Heading even further down the cynical route, there’s a very clear pattern in the X-Men franchise that films featuring Patrick Stewart’s Xavier have generally performed better at the box office than those without him. That’s the sort of statistic that doesn’t slip by movie studios, so it’s perhaps understandable that 20th Century Fox would want to add some extra star power to Wolverine’s last hurrah.

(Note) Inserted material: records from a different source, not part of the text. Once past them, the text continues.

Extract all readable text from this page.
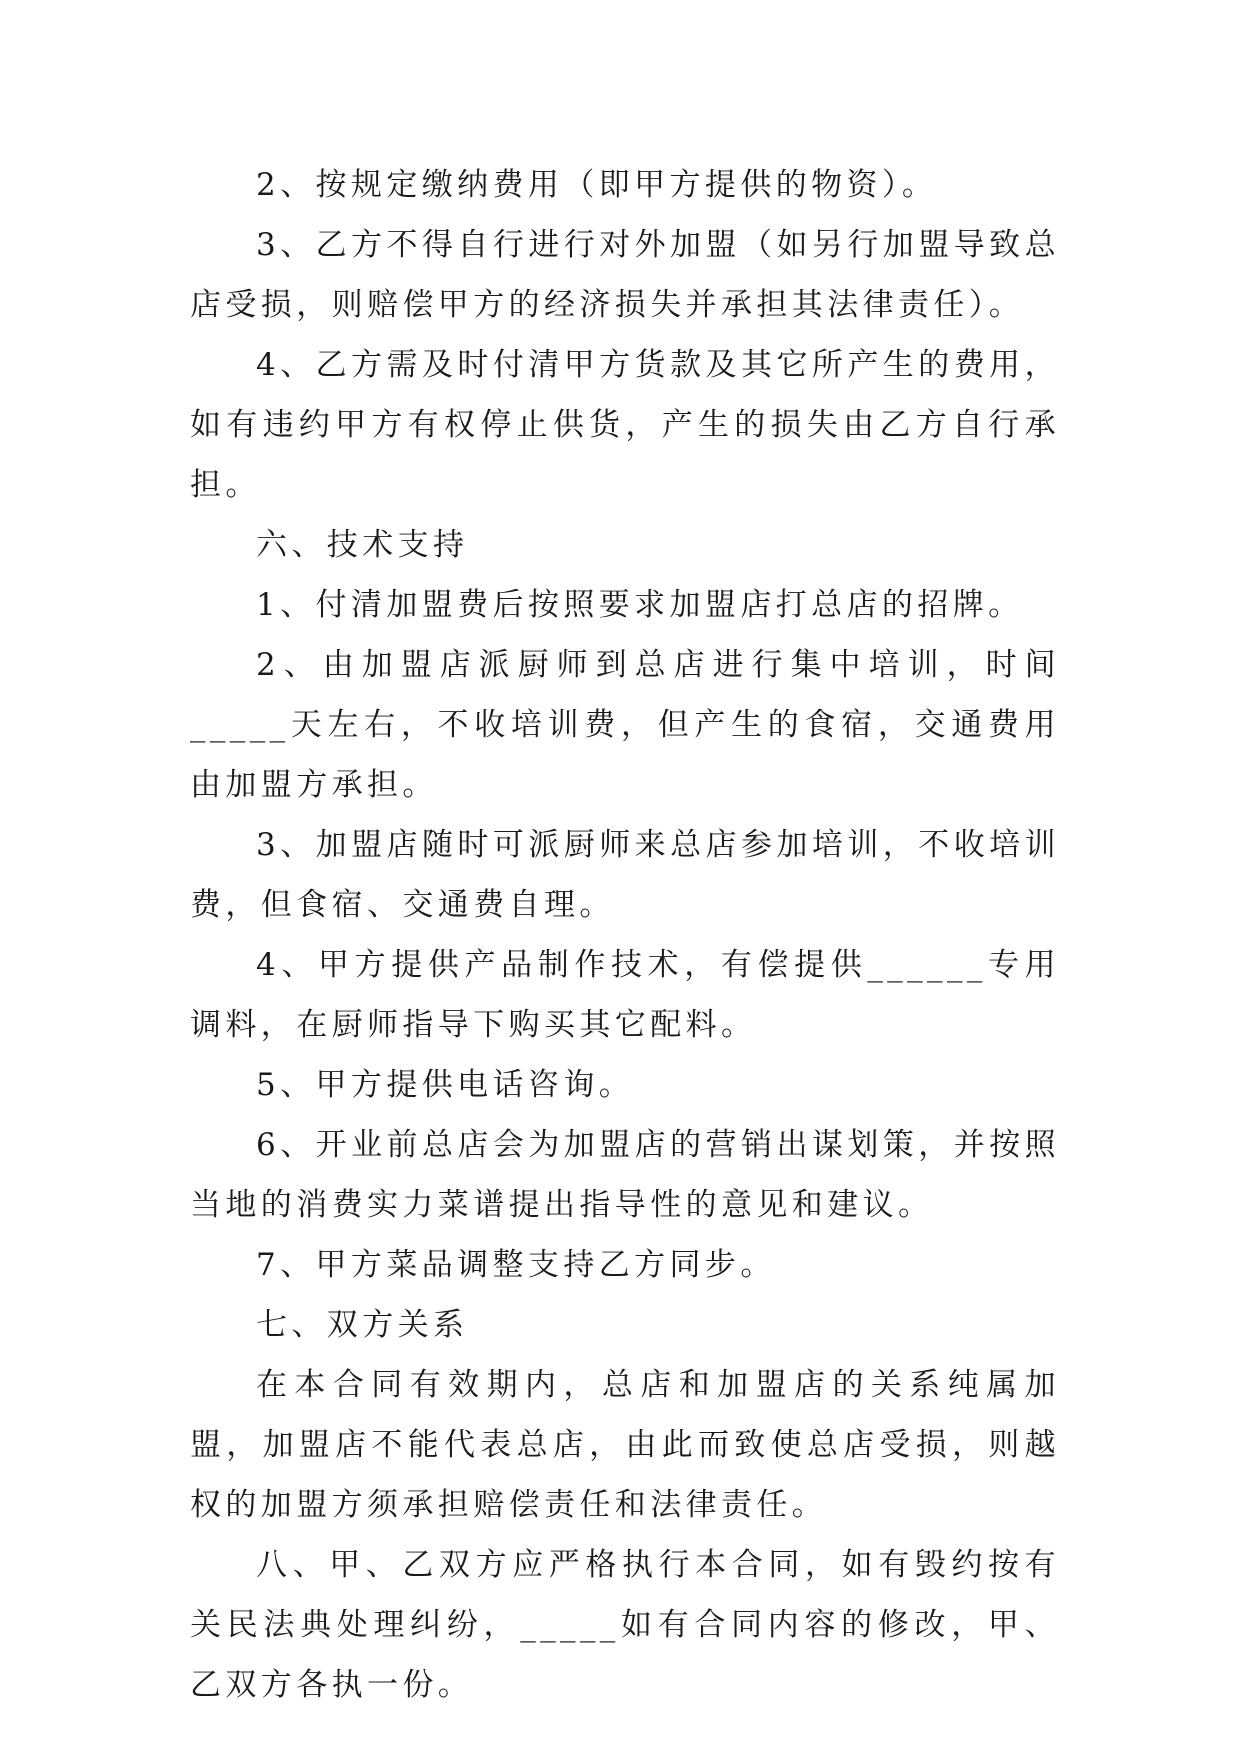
2、按规定缴纳费用（即甲方提供的物资）。

3、乙方不得自行进行对外加盟（如另行加盟导致总店受损，则赔偿甲方的经济损失并承担其法律责任）。

4、乙方需及时付清甲方货款及其它所产生的费用，如有违约甲方有权停止供货，产生的损失由乙方自行承担。

六、技术支持

1、付清加盟费后按照要求加盟店打总店的招牌。

2、由加盟店派厨师到总店进行集中培训，时间_____天左右，不收培训费，但产生的食宿，交通费用由加盟方承担。

3、加盟店随时可派厨师来总店参加培训，不收培训费，但食宿、交通费自理。

4、甲方提供产品制作技术，有偿提供______专用调料，在厨师指导下购买其它配料。

5、甲方提供电话咨询。

6、开业前总店会为加盟店的营销出谋划策，并按照当地的消费实力菜谱提出指导性的意见和建议。

7、甲方菜品调整支持乙方同步。

七、双方关系

在本合同有效期内，总店和加盟店的关系纯属加盟，加盟店不能代表总店，由此而致使总店受损，则越权的加盟方须承担赔偿责任和法律责任。

八、甲、乙双方应严格执行本合同，如有毁约按有关民法典处理纠纷，_____如有合同内容的修改，甲、乙双方各执一份。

That’s not to say that a spin-off movie needs to feature more than one established character to succeed. But by their very nature, it’s easy to see spin-offs as stories that weren’t quite good enough for the main franchise and bringing in familiar faces can remedy this by making standalone movies feel like more of an ‘event’. Does Professor X being in Logan make it an X-Men movie? No. But does it elevate it above being just another offering in a series of mostly average Wolverine spin-offs? Absolutely.